“You are going to your friend at Hampstead, I suppose,” he said as he handed her into a taxicab at Charing Cross. “I shall like to know if you succeed in getting the position with Lady Chepstow; and if you send no word to Mr. Narkom, I shall take silence as an assent and know that you have.”
And afterward, when the days grew in number and late April merged into early May and no word came, he knew that she had succeeded; and was comforted, thinking of her safely housed and perhaps in a position more congenial than the last. At any rate, she was in England, she was again in the same land with him; and that of itself was comfort.
But other comforts were not wanting. The full glory of tulip time was here; The Yard had no immediate occasion for his services, and time was his to dawdle in the public parks among the children, the birds, and the flowers.
“And, lord, how he do love ’em all, bless his heart!” commented Dollops in confidence to himself as he bustled about, putting the Den in order, watering the plants and touching lovingly the things that belonged to the master he adored—his daily task when Cleek was in the Park and had no need for his services. It was a pleasure to the boy, that service. His whole heart was in it. He resented anything that interfered with it even for an instant; and as at this particular time he was in the very midst of preparing a small surprise against his master’s return, he was by no means pleased when a sharp whirring sound of a telephone bell shrilled out from the adjoining room and called him from his labour of love.
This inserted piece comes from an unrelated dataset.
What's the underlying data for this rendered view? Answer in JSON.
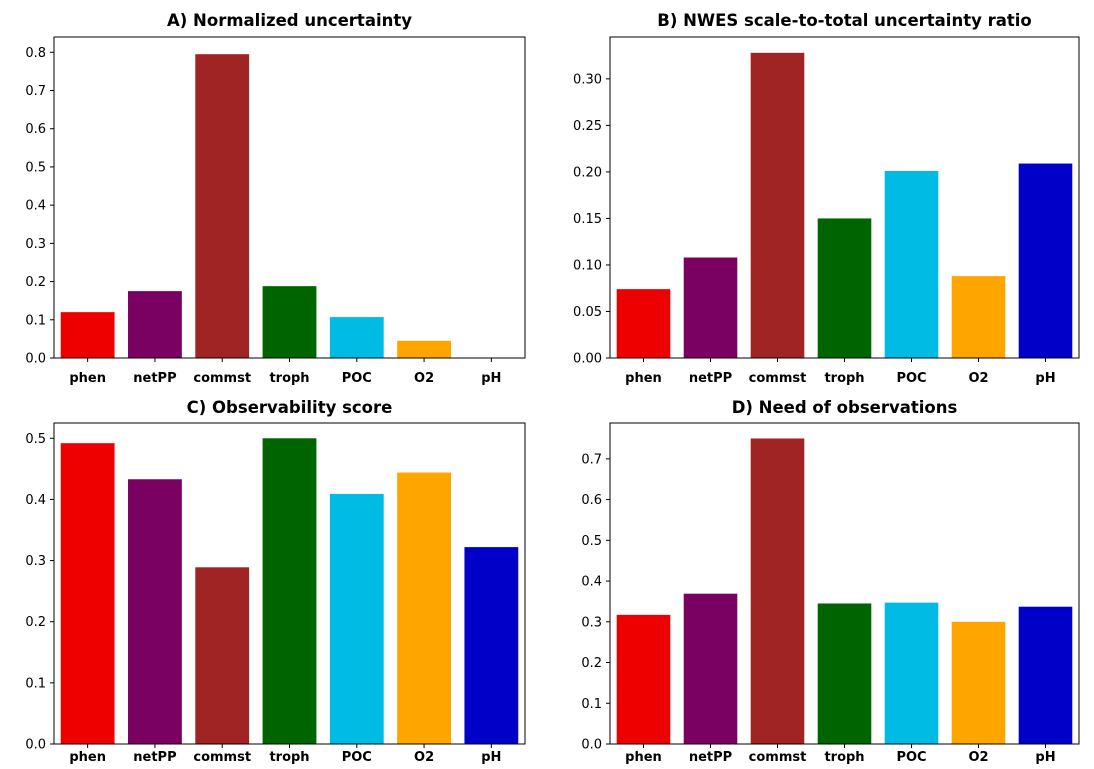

“Oh, blow that thing! A body don’t have a minute to call his own since it’s been put in,” he blurted out disgustedly, and answered the call. “’Ullo! Yuss; this is Cap’n Burbage’s. Wot? No, he aren’t in. Dunno when he will be. Dunno where he is. But if there’s any messidge—I say, who wants him? Wot? Oh, s’elp me. You, is it, Mr. Narkom? Yuss, it’s me, sir—Dollops. Wot? No, sir. Went out two hours ago. Gone to Kensington Palace Gardens. Tulips is in full bloom and you couldn’t hold him indoors with a chain at tulip-time, bless his heart. Yuss, sir. Top hat, white spats—same as the ‘Cap’n’ always wears, sir.”
Narkom, at the other end of the line, called back: “If I miss him, if he comes in without seeing me, tell him to wait; I’ll be round before three. Good-bye!” then hung up the receiver and turned to the gentleman who stood by the window on the other side of the private office, agitatedly twirling the end of his thick grey-threaded moustache with one hand, while with the other he drummed a nervous tattoo upon the broad oaken sill. “Not at home, Sir Henry; but, fortunately, I know where to find him with but little loss of time,” he said, and pressed twice upon an electric button beside his desk. “My motor will be at the door in a couple of minutes, and with ordinary luck we ought to be able to pick him up inside of the next half-hour.”